La tactique fonctionna. Alors qu’elle clignait des yeux pour en chasser des larmes, une lance de flammes frappa l’endroit où les cailloux étaient tombés.
Les étranges fissures s’allongèrent.
Aviendha chassa la fumée avec un tissage d’Air. Sa vision presque revenue, elle distingua deux silhouettes noires accroupies derrière un rocher, pas très loin d’elle.
L’une des deux tourna la tête vers l’Aielle, vit le tissage qu’elle prépara et…
… Et se volatilisa !
Aucun portail en vue. La femme semblait s’être repliée sur elle-même jusqu’à disparaître, et ce sans canaliser le Pouvoir. En revanche, il y avait eu… quelque chose. Dans l’air, une vibration qui n’était pas totalement naturelle.
— Non ! cria l’autre femme, dont Aviendha ne parvint pas à distinguer le visage. Ne…
La vue de la jeune Aielle se rétablit juste assez pour qu’elle distingue quelques caractéristiques de sa cible – un visage long et des cheveux noirs. Puis son tissage la percuta, la désarticulant. Laissant une traîne de fumée, un bras noirci décrivit une parabole dans l’air avant de s’écraser sur le sol.
Aviendha eut une quinte de toux, puis elle se coupa du cercle.

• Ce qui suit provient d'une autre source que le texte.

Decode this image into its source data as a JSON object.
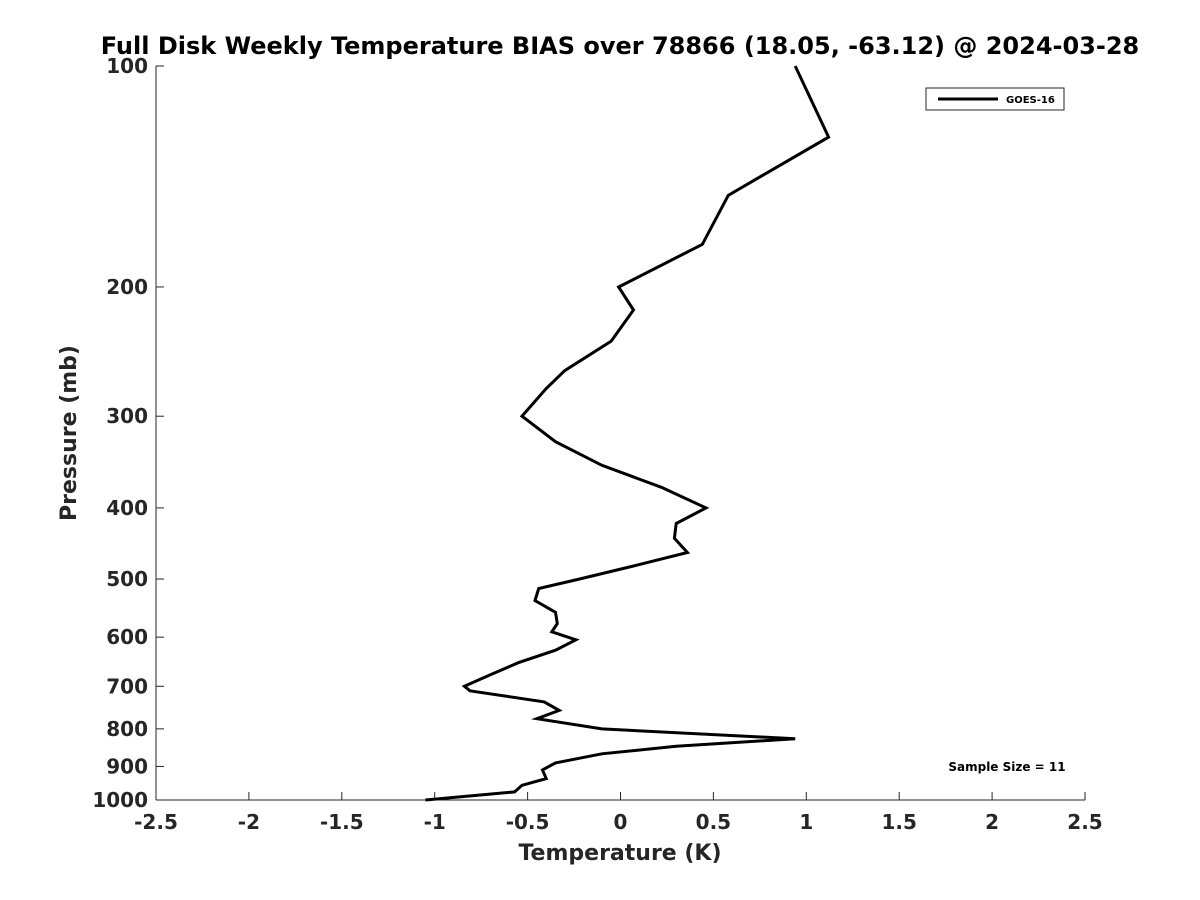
{
  "chart_data": {
    "type": "line",
    "title": "Full Disk Weekly Temperature BIAS over 78866 (18.05, -63.12) @ 2024-03-28",
    "xlabel": "Temperature (K)",
    "ylabel": "Pressure (mb)",
    "xlim": [
      -2.5,
      2.5
    ],
    "ylim": [
      100,
      1000
    ],
    "y_scale": "log",
    "y_reversed": true,
    "grid": false,
    "x_ticks": [
      -2.5,
      -2,
      -1.5,
      -1,
      -0.5,
      0,
      0.5,
      1,
      1.5,
      2,
      2.5
    ],
    "x_tick_labels": [
      "-2.5",
      "-2",
      "-1.5",
      "-1",
      "-0.5",
      "0",
      "0.5",
      "1",
      "1.5",
      "2",
      "2.5"
    ],
    "y_ticks": [
      100,
      200,
      300,
      400,
      500,
      600,
      700,
      800,
      900,
      1000
    ],
    "y_tick_labels": [
      "100",
      "200",
      "300",
      "400",
      "500",
      "600",
      "700",
      "800",
      "900",
      "1000"
    ],
    "legend_position": "top-right",
    "series": [
      {
        "name": "GOES-16",
        "color": "#000000",
        "points": [
          {
            "x": 0.94,
            "p": 100
          },
          {
            "x": 1.12,
            "p": 125
          },
          {
            "x": 0.58,
            "p": 150
          },
          {
            "x": 0.44,
            "p": 175
          },
          {
            "x": -0.01,
            "p": 200
          },
          {
            "x": 0.07,
            "p": 215
          },
          {
            "x": -0.05,
            "p": 237
          },
          {
            "x": -0.3,
            "p": 260
          },
          {
            "x": -0.4,
            "p": 275
          },
          {
            "x": -0.53,
            "p": 300
          },
          {
            "x": -0.35,
            "p": 325
          },
          {
            "x": -0.1,
            "p": 350
          },
          {
            "x": 0.22,
            "p": 375
          },
          {
            "x": 0.46,
            "p": 400
          },
          {
            "x": 0.3,
            "p": 420
          },
          {
            "x": 0.29,
            "p": 440
          },
          {
            "x": 0.36,
            "p": 460
          },
          {
            "x": 0.07,
            "p": 480
          },
          {
            "x": -0.22,
            "p": 500
          },
          {
            "x": -0.44,
            "p": 515
          },
          {
            "x": -0.46,
            "p": 535
          },
          {
            "x": -0.35,
            "p": 555
          },
          {
            "x": -0.34,
            "p": 575
          },
          {
            "x": -0.37,
            "p": 590
          },
          {
            "x": -0.24,
            "p": 605
          },
          {
            "x": -0.35,
            "p": 625
          },
          {
            "x": -0.55,
            "p": 650
          },
          {
            "x": -0.7,
            "p": 675
          },
          {
            "x": -0.84,
            "p": 700
          },
          {
            "x": -0.81,
            "p": 710
          },
          {
            "x": -0.41,
            "p": 735
          },
          {
            "x": -0.33,
            "p": 755
          },
          {
            "x": -0.45,
            "p": 775
          },
          {
            "x": -0.1,
            "p": 800
          },
          {
            "x": 0.94,
            "p": 825
          },
          {
            "x": 0.3,
            "p": 845
          },
          {
            "x": -0.1,
            "p": 865
          },
          {
            "x": -0.35,
            "p": 890
          },
          {
            "x": -0.42,
            "p": 910
          },
          {
            "x": -0.4,
            "p": 935
          },
          {
            "x": -0.53,
            "p": 955
          },
          {
            "x": -0.57,
            "p": 975
          },
          {
            "x": -1.05,
            "p": 1000
          }
        ]
      }
    ],
    "annotation": "Sample Size = 11"
  }
}
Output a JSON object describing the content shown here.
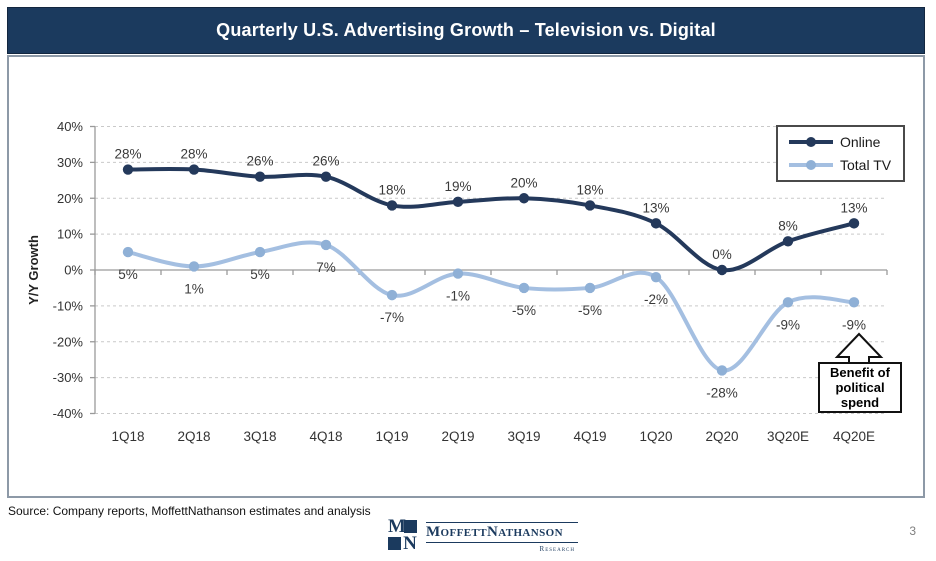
{
  "header": {
    "title": "Quarterly U.S. Advertising Growth – Television vs. Digital"
  },
  "chart_data": {
    "type": "line",
    "title": "Quarterly U.S. Advertising Growth – Television vs. Digital",
    "xlabel": "",
    "ylabel": "Y/Y Growth",
    "ylim": [
      -40,
      40
    ],
    "ytick_step": 10,
    "ytick_suffix": "%",
    "grid": "horizontal-dashed",
    "legend_position": "top-right",
    "smooth_lines": true,
    "categories": [
      "1Q18",
      "2Q18",
      "3Q18",
      "4Q18",
      "1Q19",
      "2Q19",
      "3Q19",
      "4Q19",
      "1Q20",
      "2Q20",
      "3Q20E",
      "4Q20E"
    ],
    "series": [
      {
        "name": "Online",
        "values": [
          28,
          28,
          26,
          26,
          18,
          19,
          20,
          18,
          13,
          0,
          8,
          13
        ],
        "color": "#24395b",
        "marker_color": "#24395b",
        "label_position": "above"
      },
      {
        "name": "Total TV",
        "values": [
          5,
          1,
          5,
          7,
          -7,
          -1,
          -5,
          -5,
          -2,
          -28,
          -9,
          -9
        ],
        "color": "#a4bfe1",
        "marker_color": "#8fb0d6",
        "label_position": "below"
      }
    ],
    "annotation": {
      "text": "Benefit of political spend",
      "target_category": "4Q20E",
      "target_series": "Total TV"
    }
  },
  "footer": {
    "source": "Source: Company reports, MoffettNathanson estimates and analysis",
    "page_number": "3"
  },
  "logo": {
    "letter_m": "M",
    "letter_n": "N",
    "wordmark": "MoffettNathanson",
    "subtext": "Research"
  },
  "colors": {
    "header_navy": "#1b3a5e",
    "online_line": "#24395b",
    "tv_line": "#a4bfe1",
    "axis_gray": "#9a9a9a",
    "gridline_gray": "#c9c9c9",
    "label_gray": "#3a3a3a"
  }
}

— Guérison ! dit-elle en se relevant.
Bera Harkin accourut. Très vite, un flux thérapeutique apaisa les tremblements d’Aviendha. Alors qu’elle reprenait son souffle, sa peau roussie et ses yeux blessés redevinrent normaux. Bien que la voyant toujours un peu floue, elle remercia Bera d’un signe de tête.
Aes Sedai au visage étroit et pointu et aux cheveux tressés, Sarene alla inspecter les victimes que la jeune Aielle venait de faire. Vitalien, son Champion, la suivit comme son ombre.
— Duhara et Falion, annonça-t-elle. Devenues des Seigneurs de la Terreur.
— Il y a une différence entre les Seigneurs de la Terreur et l’Ajah Noir ? demanda Amys.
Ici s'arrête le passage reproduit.